Technology once had actual and real benefits. The roof, the shelf, the wheel and fire were beneficial without substantial negative side effects. For some time new technology has focused on making money and benevolent outcomes are no longer the rule. Below are two examples of the fruitlessness of commercially driven tech.

The replacement of the cash register accomplished one simple transaction: the labor of accounting was transferred from the back office to the clerk and the customer. I was in Starbucks recently, ordering a simple tea for $2.45. The clerk punched at least 12 buttons to effect the transaction. This was with the computer working (not always the case) and with an experienced clerk. While a plus for the company, with a lower paid clerk doing the work rather than a higher paid accountant, it is numbing work and a waste of the customer’s time. It works because everyone has transferred the accounting function to the point of sale, so customers have no choice in the matter and have acclimated to the negative tech.

Attorneys are largely devoted to words on paper. One would think that the advent of “word processing” would have reduced the number of hours attorneys, paralegals and secretaries devote to each document, and a substantial lowering of the cost to the client. Yet such as not occurred. A relaxed and sloppy approach to creating documents has resulted in endless revisions. The time and cost savings haven’t materialized. In addition, despite word processing being the screwdriver of technologies, where one would expect a standard method would make it a one-time learning event, typist have had to contend with a seemingly endless parade of new products (remember Workperfect?) and upgrades. Imagine the screwdriver you bought in 1988 suddenly stops works.

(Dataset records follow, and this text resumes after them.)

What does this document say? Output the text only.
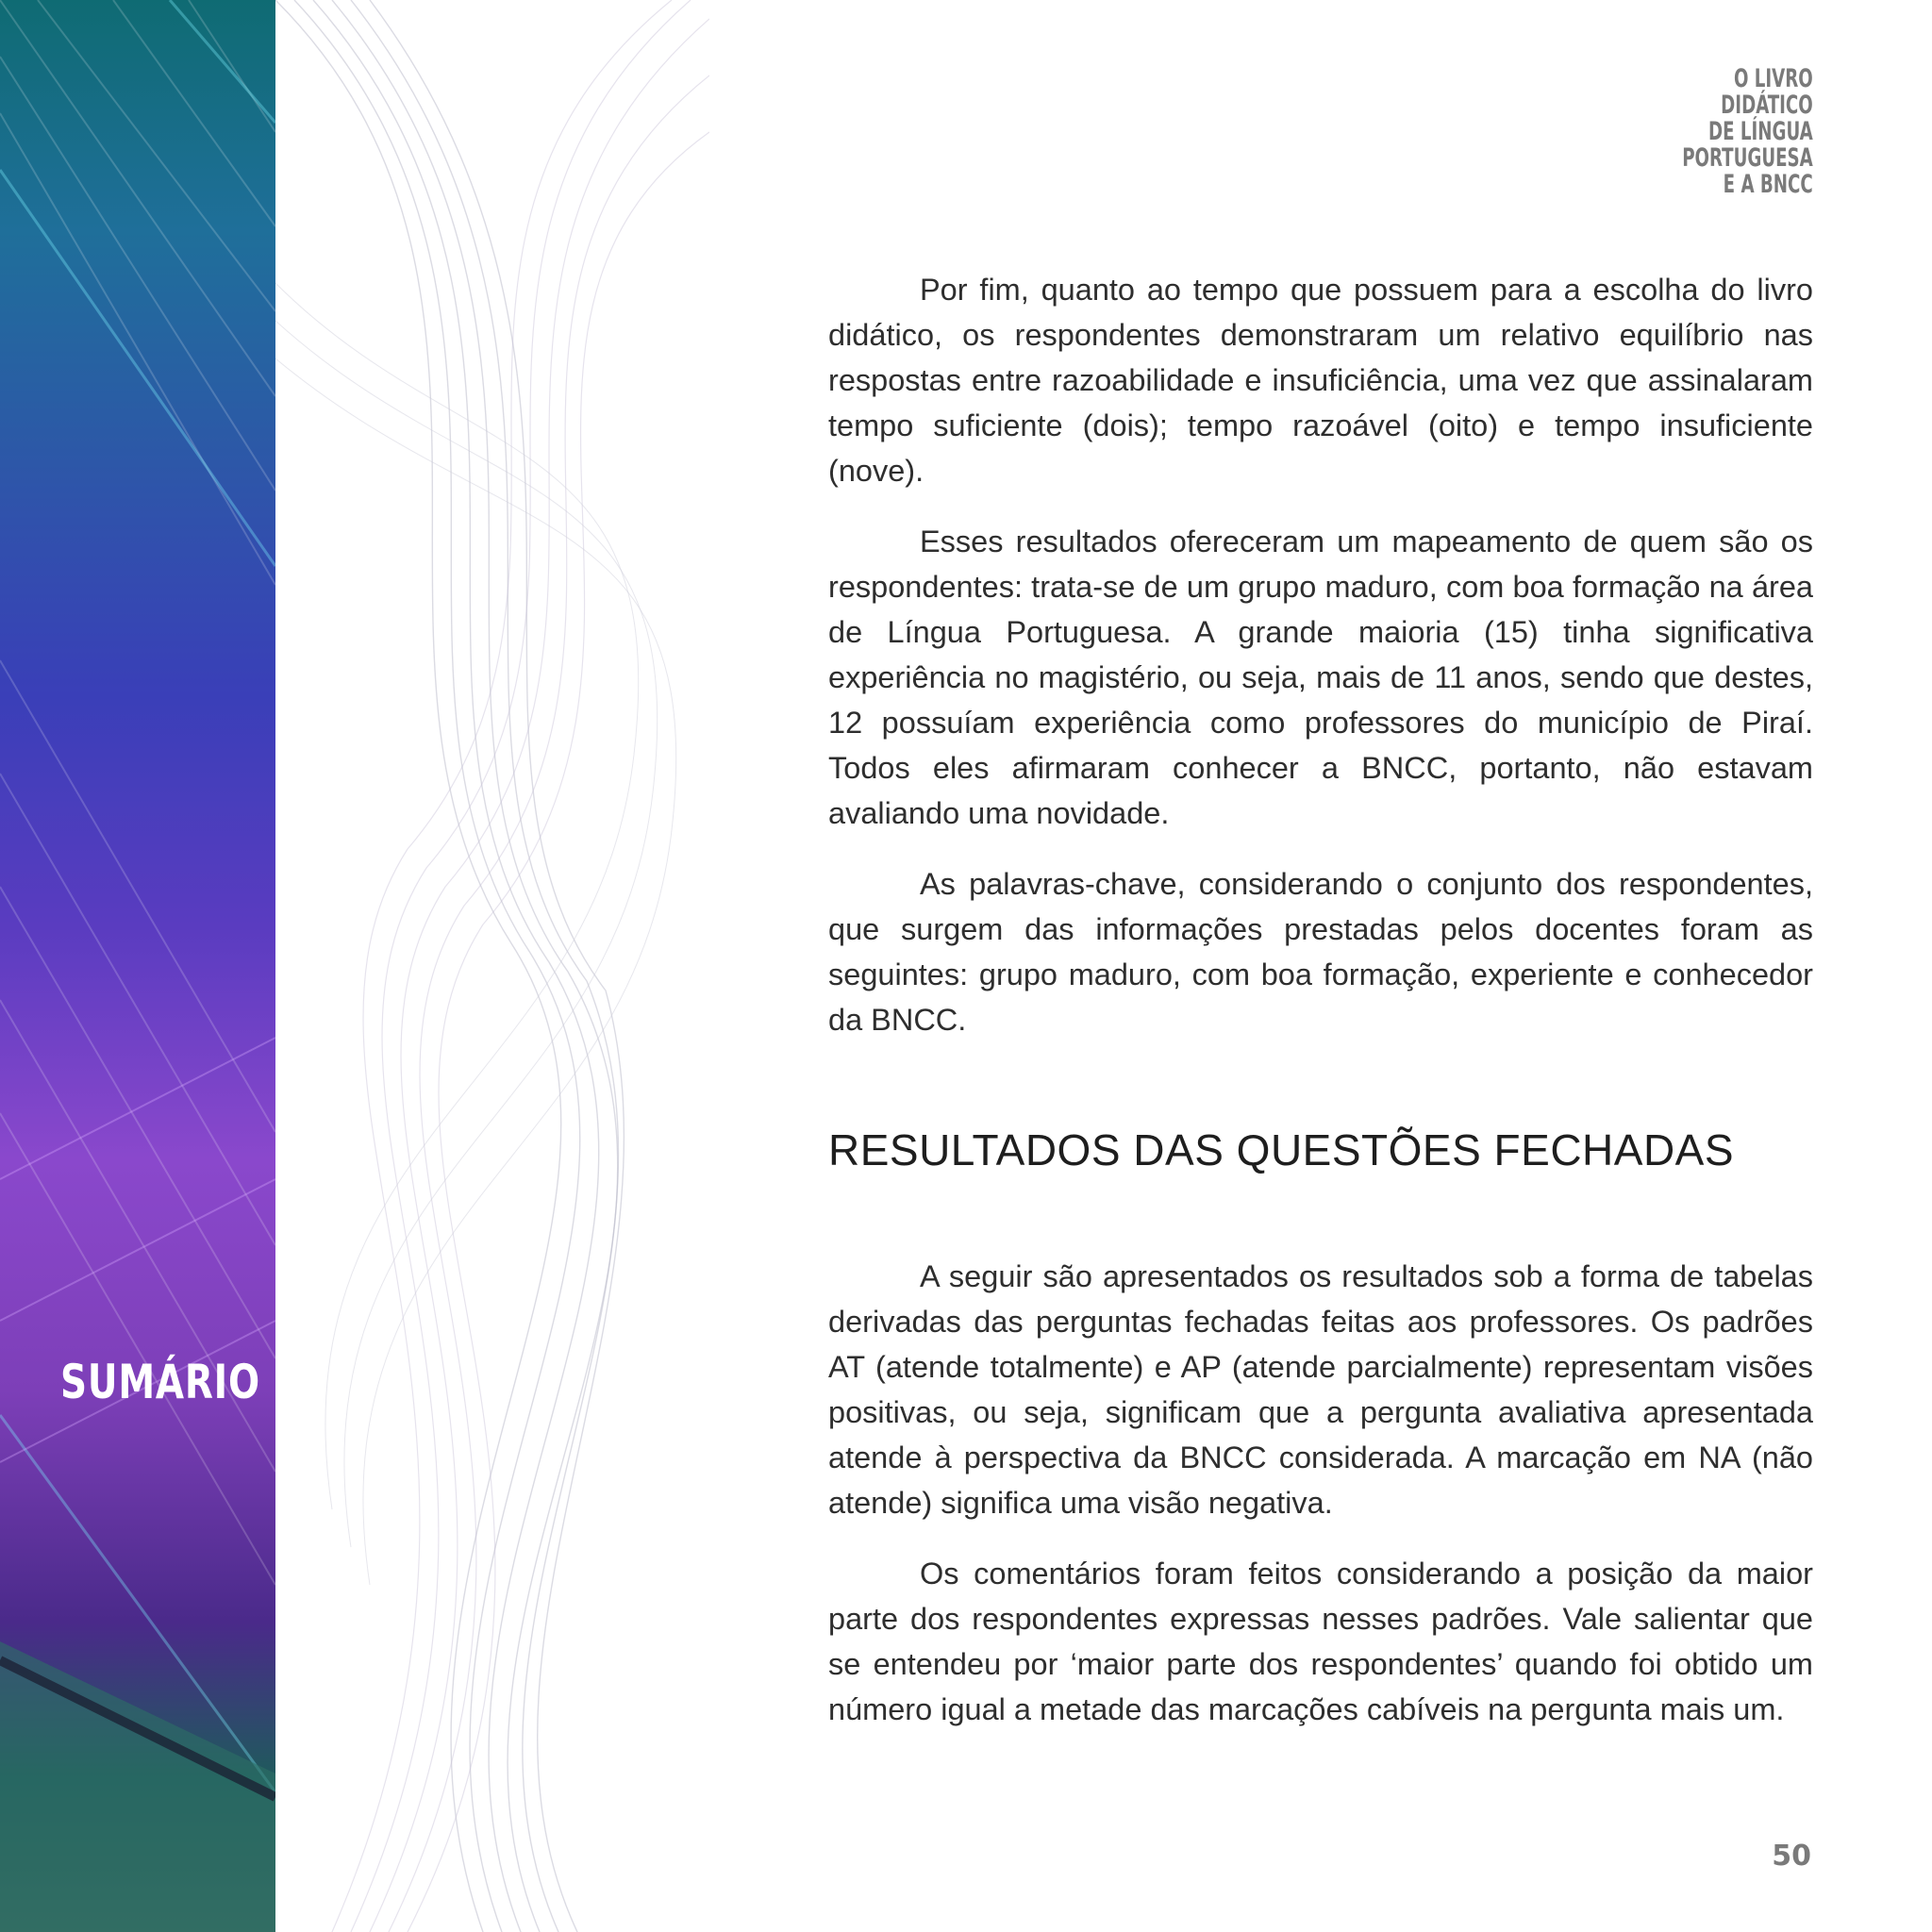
SUMÁRIO
O LIVRO
DIDÁTICO
DE LÍNGUA
PORTUGUESA
E A BNCC

Por fim, quanto ao tempo que possuem para a escolha do livro didático, os respondentes demonstraram um relativo equilíbrio nas respostas entre razoabilidade e insuficiência, uma vez que assinalaram tempo suficiente (dois); tempo razoável (oito) e tempo insuficiente (nove).

Esses resultados ofereceram um mapeamento de quem são os respondentes: trata-se de um grupo maduro, com boa formação na área de Língua Portuguesa. A grande maioria (15) tinha significativa experiência no magistério, ou seja, mais de 11 anos, sendo que destes, 12 possuíam experiência como professores do município de Piraí. Todos eles afirmaram conhecer a BNCC, portanto, não estavam avaliando uma novidade.

As palavras-chave, considerando o conjunto dos respondentes, que surgem das informações prestadas pelos docentes foram as seguintes: grupo maduro, com boa formação, experiente e conhecedor da BNCC.

RESULTADOS DAS QUESTÕES FECHADAS

A seguir são apresentados os resultados sob a forma de tabelas derivadas das perguntas fechadas feitas aos professores. Os padrões AT (atende totalmente) e AP (atende parcialmente) representam visões positivas, ou seja, significam que a pergunta avaliativa apresentada atende à perspectiva da BNCC considerada. A marcação em NA (não atende) significa uma visão negativa.

Os comentários foram feitos considerando a posição da maior parte dos respondentes expressas nesses padrões. Vale salientar que se entendeu por ‘maior parte dos respondentes’ quando foi obtido um número igual a metade das marcações cabíveis na pergunta mais um.

50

Other technologies look better on the surface, but that is because the negative outcomes are so hidden and complex that they cannot be easily ferreted out. Technology for financial gain plays on people’s penchant for novelty and their fear of being left out. It is a pernicious and likely fatal ploy. As in all things in duality, we activate two polarities with our every action. As long as corporations and customers ignore this, unintended consequences will dominate.